Recipe makes 4 fish burgers

Ingredients:

For the cabbage and corn slaw:

- 1/2 head purple cabbage, shredded

- 6 pickled jalapeno slices, diced

- 1 260g can of corn, drained

- Juice of 1/2 a lime

- 1tbsp honey

- 10g coriander, finely chopped

- 1 tub of greek yogurt, 150g (or replace with mayonnaise)

For the guacamole:

- 1 red onion, diced

- 2 large tomatoes (or about 6 small tomatoes), diced

- 4 avocadoes

- 10g coriander, finely chopped

- 3 tsp cumin

- 6 pickled jalapeno slices, diced

- Juice of 1/2 a lime

- 1 tbsp olive oil

For the fish:

- 4 slices cod

- 1 1/4 cup flour

- 1 tbsp garlic powder

- 2 tsp cayenne

- 2 tsp white pepper

- 1 egg

- 1 can beer

For the burger:

- 4 brioche burger buns, toasted

- Chipotle mayo (optional)

- 1 lemon, sliced into wedges (onto the fish)

Instructions:

- To make the slaw, combine all the ingredients in a bowl and mix. Season with salt and pepper.

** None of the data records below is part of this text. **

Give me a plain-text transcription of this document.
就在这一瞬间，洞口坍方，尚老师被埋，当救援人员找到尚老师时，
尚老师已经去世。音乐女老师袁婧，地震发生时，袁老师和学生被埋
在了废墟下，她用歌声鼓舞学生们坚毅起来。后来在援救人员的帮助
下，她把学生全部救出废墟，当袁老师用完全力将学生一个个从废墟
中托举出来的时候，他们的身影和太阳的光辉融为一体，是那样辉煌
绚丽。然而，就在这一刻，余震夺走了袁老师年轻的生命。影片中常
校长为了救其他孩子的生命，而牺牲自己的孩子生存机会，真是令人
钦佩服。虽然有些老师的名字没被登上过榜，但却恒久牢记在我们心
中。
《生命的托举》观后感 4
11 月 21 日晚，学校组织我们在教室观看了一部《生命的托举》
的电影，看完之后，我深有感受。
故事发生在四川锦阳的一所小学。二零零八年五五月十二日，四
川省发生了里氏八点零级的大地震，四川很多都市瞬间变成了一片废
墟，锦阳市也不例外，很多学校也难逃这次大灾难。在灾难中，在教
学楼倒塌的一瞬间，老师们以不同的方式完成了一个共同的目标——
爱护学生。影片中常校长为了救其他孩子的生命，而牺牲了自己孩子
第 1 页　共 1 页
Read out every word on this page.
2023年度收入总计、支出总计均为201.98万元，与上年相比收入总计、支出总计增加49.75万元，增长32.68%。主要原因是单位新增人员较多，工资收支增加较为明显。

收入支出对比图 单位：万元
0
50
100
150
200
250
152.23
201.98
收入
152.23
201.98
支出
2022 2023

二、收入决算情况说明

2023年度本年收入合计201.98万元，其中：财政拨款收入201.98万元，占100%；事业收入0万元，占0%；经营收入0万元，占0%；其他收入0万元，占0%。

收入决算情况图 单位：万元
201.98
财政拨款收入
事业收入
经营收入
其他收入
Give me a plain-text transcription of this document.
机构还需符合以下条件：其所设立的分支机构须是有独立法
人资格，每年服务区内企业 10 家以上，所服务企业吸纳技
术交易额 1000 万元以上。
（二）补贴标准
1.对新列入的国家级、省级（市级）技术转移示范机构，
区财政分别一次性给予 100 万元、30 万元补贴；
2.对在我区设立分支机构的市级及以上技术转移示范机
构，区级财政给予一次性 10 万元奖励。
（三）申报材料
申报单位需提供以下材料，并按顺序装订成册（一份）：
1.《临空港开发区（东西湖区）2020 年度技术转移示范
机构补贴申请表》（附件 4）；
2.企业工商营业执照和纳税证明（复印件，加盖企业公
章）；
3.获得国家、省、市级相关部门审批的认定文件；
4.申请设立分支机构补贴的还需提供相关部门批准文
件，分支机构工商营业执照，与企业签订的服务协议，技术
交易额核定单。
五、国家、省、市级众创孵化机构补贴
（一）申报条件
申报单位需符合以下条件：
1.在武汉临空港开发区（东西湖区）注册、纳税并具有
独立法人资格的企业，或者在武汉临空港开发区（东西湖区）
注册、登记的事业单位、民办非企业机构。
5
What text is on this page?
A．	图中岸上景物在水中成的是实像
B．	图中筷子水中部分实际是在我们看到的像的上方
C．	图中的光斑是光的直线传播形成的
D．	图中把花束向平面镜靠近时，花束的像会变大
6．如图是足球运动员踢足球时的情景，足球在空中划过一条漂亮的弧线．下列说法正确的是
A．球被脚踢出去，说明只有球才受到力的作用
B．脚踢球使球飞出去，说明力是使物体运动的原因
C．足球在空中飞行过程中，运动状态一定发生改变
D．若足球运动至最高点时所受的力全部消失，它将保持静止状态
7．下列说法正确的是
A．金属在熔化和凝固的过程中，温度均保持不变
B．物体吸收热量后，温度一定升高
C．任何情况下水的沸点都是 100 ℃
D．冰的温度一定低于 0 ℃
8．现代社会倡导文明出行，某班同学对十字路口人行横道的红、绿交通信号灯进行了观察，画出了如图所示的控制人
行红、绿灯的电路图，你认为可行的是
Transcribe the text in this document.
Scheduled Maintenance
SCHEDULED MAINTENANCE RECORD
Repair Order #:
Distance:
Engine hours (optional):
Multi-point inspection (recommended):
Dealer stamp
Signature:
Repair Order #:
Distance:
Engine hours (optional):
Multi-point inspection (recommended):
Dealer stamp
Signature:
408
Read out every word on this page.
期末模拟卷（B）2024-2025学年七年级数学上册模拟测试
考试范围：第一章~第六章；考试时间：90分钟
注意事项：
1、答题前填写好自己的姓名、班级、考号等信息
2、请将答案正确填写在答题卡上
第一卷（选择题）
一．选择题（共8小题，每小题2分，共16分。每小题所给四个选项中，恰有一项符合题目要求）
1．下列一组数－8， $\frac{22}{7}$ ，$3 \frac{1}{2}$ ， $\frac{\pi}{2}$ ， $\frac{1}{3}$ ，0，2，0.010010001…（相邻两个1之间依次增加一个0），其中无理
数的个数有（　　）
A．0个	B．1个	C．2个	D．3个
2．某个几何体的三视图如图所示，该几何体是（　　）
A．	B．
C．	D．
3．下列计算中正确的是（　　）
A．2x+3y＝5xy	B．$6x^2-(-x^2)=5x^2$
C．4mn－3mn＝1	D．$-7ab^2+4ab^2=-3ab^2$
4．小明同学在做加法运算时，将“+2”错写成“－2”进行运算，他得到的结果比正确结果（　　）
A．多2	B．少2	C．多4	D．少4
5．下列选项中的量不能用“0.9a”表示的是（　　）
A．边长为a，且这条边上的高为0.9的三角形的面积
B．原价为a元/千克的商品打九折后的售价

- For the guacamole, salt your diced tomatoes and leave in a strainer to drain for about 10 minutes to release water. Smash your avocadoes in a bowl and add the rest of the ingredients with a drizzle of olive oil. Salt and pepper to taste.

- Season the fish with salt and let it come to room temperature. Whisk together the dry ingredients, then whisk in one egg and a beer. Fill a separate bowl with flour.

- Heat enough oil in a pot to cover the fish. When it reaches 185C, dip your fish into the flour, shake to remove excess, then dip into the wet batter. Slide into the oil. Fry for 5 minutes or until golden brown before draining on a paper towel. Repeat with the remaining pieces of fish.

- Slice the burger buns and toast on a pan. Layer with chipotle mayo, guacamole, and top with your fish, squeezing lemon juice on top. Top with the slaw and the other half of your burger bun.